Giving Compass' Take:

• Environmental watchdog Global Witness revealed that there was an increase in the number of land and environmental defenders killed from 2018 to 2019. 

• How can philanthropists support and help protect environmental activists and land defenders? 

• Read more about the risks for Indigenous protestors defending the environments. 


Datu Kaylo Bontolan, an Indigenous Manobo leader in the Philippines, was killed during a military assault in northern Mindanao in April 2019. For decades, the Talaingod-Manobo peoples have fought against industrial companies pushing for commercial logging and mining on their land. As industry moved in, so did the military. Bontolan was one of the 43 land and environmental activists killed in the country last year.

A comprehensive new report from the human rights and environmental watchdog Global Witness found that about 212 land and environmental defenders were killed in 2019 worldwide — a nearly 30 percent rise over 2018 data. The Philippines and Colombia were two of the deadliest countries for environmental activists. More than half of the total reported killings last year took place in those two countries.

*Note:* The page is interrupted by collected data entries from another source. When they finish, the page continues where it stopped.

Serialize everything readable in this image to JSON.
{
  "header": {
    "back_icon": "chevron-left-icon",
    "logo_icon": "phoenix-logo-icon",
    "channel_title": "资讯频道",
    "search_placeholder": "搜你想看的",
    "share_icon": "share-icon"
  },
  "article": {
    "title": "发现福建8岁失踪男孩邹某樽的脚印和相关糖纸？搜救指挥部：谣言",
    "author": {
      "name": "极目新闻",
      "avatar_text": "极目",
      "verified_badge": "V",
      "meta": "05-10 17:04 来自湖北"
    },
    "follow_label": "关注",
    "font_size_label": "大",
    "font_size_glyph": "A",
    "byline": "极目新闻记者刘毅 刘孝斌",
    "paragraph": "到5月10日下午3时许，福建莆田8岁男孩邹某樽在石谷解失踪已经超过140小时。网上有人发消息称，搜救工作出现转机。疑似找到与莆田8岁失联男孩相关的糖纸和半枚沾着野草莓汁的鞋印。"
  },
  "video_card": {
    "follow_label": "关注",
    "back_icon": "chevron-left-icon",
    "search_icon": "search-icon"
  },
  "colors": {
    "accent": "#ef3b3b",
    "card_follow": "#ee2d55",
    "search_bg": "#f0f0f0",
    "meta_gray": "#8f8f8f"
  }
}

More than two-thirds of the killings took place in Latin America, which has consistently ranked as the deadliest region overall. The countries with the highest number of killings per capita were Honduras, Colombia, Nicaragua, Guatemala, and the Philippines. About 40 percent of victims were from Indigenous communities, while over 10 percent of defenders killed were women.

The mining industry continues to drive most of the deadliest attacks on environmental activists like Bontolan — about 50 defenders were killed in mining-related conflicts in 2019. Agribusiness and logging were also major sources of conflict. While Global Witness has been documenting environmental attacks since 2012, the group noted that their data almost certainly doesn’t capture the full scope of the problem, because many parts of the world are restricted and difficult to monitor.

When it comes to protecting the land and resources that stand between the world and climate catastrophe, environmental defenders — many of them Indigenous — have been the first line of defense for decades. As climate change accelerates, it looks like these activists will continue to face greater and greater risks.